Davetse açık ve kesin: Allah'ın Zat’ı, Allah'ın Zat’ına davet.

 

9. âyet-i kerime, Ra'd-21:

 

13/RA'D-21: Vellezîne yasılûne mâ emerallâhu bihî en yûsale ve yahşevne rabbehum ve yehâfûne sûel hisâb(hisâbi).

Ve onlar Allah’ın (ölümden evvel), Allah’a ulaştırılmasını emrettiği şeyi (ruhlarını), O’na (Allah’a) ulaştırırlar. Ve Rab’lerine karşı huşû duyarlar ve kötü hesaptan (cehenneme girmekten) korkarlar.

 

“vellezîne yasılûne mâ emerallâhu bihî en yûsale: Ve onlar, Allah'ın Allah'a ulaştırılmasını emrettiği şeyi Allah'a ulaştırırlar.”

Bu âyet, Allah'a ruhu ulaştırmanın bir emir olduğunu; Allah'ın bunu emrettiğini yani farz kıldığını bir defa daha kesinleştiriyor, 9. âyet-i kerime.

 

10. âyet-i kerime, En'âm-153:

 

6/EN'ÂM-152: Ve lâ takrabû mâlel yetîmi illâ billetî hiye ahsenu hattâ yebluga eşuddehu, ve evfûl keyle vel mîzâne bil kıst(kıstı), lâ nukellifu nefsen illâ vus’ahâ ve izâ kultum fa’dilû ve lev kâne zâ kurbâ, ve bi ahdillâhi evfû, zâlikum vassâkum bihî leallekum tezekkerûn(tezekkerûne).

Yetimin malına, o en kuvvetli çağına gelinceye kadar, en güzel şekliyle olmadıkça yaklaşmayın.

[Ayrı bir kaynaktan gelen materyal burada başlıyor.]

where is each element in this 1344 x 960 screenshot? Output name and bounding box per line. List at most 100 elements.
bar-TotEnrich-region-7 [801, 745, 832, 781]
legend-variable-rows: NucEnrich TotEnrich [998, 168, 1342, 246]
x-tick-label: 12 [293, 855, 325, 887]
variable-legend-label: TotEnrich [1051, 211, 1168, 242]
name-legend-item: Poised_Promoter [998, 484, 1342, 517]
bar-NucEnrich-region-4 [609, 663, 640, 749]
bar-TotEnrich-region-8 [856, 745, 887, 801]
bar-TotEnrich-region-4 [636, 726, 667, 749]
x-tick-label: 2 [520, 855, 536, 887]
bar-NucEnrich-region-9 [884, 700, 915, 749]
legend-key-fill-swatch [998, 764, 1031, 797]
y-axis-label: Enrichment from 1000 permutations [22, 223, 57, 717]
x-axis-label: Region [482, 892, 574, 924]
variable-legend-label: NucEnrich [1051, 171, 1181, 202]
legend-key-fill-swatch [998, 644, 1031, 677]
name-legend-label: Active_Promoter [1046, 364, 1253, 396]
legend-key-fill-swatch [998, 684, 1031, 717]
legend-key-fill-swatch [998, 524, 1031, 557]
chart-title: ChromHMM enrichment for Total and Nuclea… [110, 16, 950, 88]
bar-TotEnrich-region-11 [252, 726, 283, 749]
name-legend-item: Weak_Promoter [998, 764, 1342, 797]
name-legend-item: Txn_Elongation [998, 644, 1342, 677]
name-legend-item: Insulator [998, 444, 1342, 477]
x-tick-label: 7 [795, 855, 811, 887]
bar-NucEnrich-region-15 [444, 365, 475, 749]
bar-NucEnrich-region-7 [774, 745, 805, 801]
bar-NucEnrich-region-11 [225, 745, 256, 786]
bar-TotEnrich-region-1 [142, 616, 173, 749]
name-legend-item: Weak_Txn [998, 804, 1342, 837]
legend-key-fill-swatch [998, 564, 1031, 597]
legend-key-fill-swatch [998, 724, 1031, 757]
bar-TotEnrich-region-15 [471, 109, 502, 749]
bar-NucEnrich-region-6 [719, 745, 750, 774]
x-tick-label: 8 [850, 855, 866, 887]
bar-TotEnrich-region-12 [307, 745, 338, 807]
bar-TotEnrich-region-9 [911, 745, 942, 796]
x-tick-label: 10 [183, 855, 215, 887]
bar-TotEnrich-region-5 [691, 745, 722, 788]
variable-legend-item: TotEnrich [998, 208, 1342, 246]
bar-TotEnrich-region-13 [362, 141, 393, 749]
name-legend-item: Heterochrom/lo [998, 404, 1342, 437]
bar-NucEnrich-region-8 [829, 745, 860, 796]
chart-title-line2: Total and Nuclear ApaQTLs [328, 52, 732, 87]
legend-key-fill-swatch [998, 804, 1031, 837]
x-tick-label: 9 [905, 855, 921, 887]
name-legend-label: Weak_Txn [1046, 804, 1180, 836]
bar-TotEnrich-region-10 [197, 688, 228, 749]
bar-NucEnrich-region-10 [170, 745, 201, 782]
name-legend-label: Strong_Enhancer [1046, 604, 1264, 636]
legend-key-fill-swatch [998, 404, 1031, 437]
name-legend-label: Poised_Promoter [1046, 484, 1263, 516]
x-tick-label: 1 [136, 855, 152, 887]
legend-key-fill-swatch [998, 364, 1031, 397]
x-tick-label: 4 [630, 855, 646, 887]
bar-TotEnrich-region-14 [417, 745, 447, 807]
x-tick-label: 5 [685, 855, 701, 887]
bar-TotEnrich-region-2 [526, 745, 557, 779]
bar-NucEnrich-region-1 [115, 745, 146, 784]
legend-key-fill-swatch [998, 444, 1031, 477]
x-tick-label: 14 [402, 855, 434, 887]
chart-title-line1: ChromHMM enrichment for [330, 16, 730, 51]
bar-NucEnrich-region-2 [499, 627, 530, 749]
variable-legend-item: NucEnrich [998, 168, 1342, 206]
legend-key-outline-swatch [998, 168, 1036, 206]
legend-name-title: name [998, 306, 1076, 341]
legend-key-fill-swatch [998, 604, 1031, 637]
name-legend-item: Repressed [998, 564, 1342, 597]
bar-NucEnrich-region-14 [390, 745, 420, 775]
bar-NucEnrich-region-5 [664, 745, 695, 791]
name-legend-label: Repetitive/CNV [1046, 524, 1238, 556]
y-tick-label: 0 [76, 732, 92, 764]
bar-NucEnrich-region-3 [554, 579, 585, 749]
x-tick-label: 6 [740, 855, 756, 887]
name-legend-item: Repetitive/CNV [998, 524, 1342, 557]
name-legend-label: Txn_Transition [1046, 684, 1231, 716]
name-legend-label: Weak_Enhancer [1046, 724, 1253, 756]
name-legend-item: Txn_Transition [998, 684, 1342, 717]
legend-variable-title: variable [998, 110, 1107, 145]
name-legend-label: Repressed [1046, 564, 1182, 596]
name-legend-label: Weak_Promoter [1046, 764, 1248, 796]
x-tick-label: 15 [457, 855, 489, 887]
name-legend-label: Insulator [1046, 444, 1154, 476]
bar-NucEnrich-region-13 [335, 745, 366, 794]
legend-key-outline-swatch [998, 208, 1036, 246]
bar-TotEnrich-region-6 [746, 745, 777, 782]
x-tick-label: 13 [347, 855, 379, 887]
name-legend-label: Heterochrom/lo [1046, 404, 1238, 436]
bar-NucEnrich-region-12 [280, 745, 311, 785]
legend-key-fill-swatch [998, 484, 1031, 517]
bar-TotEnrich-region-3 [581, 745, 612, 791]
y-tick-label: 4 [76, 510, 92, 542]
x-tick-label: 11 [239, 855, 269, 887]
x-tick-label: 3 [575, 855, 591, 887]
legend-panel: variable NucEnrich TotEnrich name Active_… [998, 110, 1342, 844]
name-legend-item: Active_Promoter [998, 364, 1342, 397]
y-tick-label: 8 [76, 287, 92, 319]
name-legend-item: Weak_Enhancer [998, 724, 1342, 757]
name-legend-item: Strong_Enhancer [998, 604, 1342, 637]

Ölçü ve tartıyı adaletle yerine getirin. Kimseyi gücünün dışında (bir şey ile) sorumlu tutmayız. Söylediğiniz zaman, yakınınız olsa bile, artık adaletle söyleyin. Allah’ın ahdini yerine getirin (ifa edin). Böylece tezekkür edersiniz diye, (Allah) işte böyle, size onunla vasiyet (emir) etti.

6/EN'ÂM-153: Ve enne hâzâ sırâtî mustekîmen fettebiûhu, ve lâ tettebiûs subule fe teferraka bikum an sebîlihi, zâlikum vassâkum bihî leallekum tettekûn(tettekûne).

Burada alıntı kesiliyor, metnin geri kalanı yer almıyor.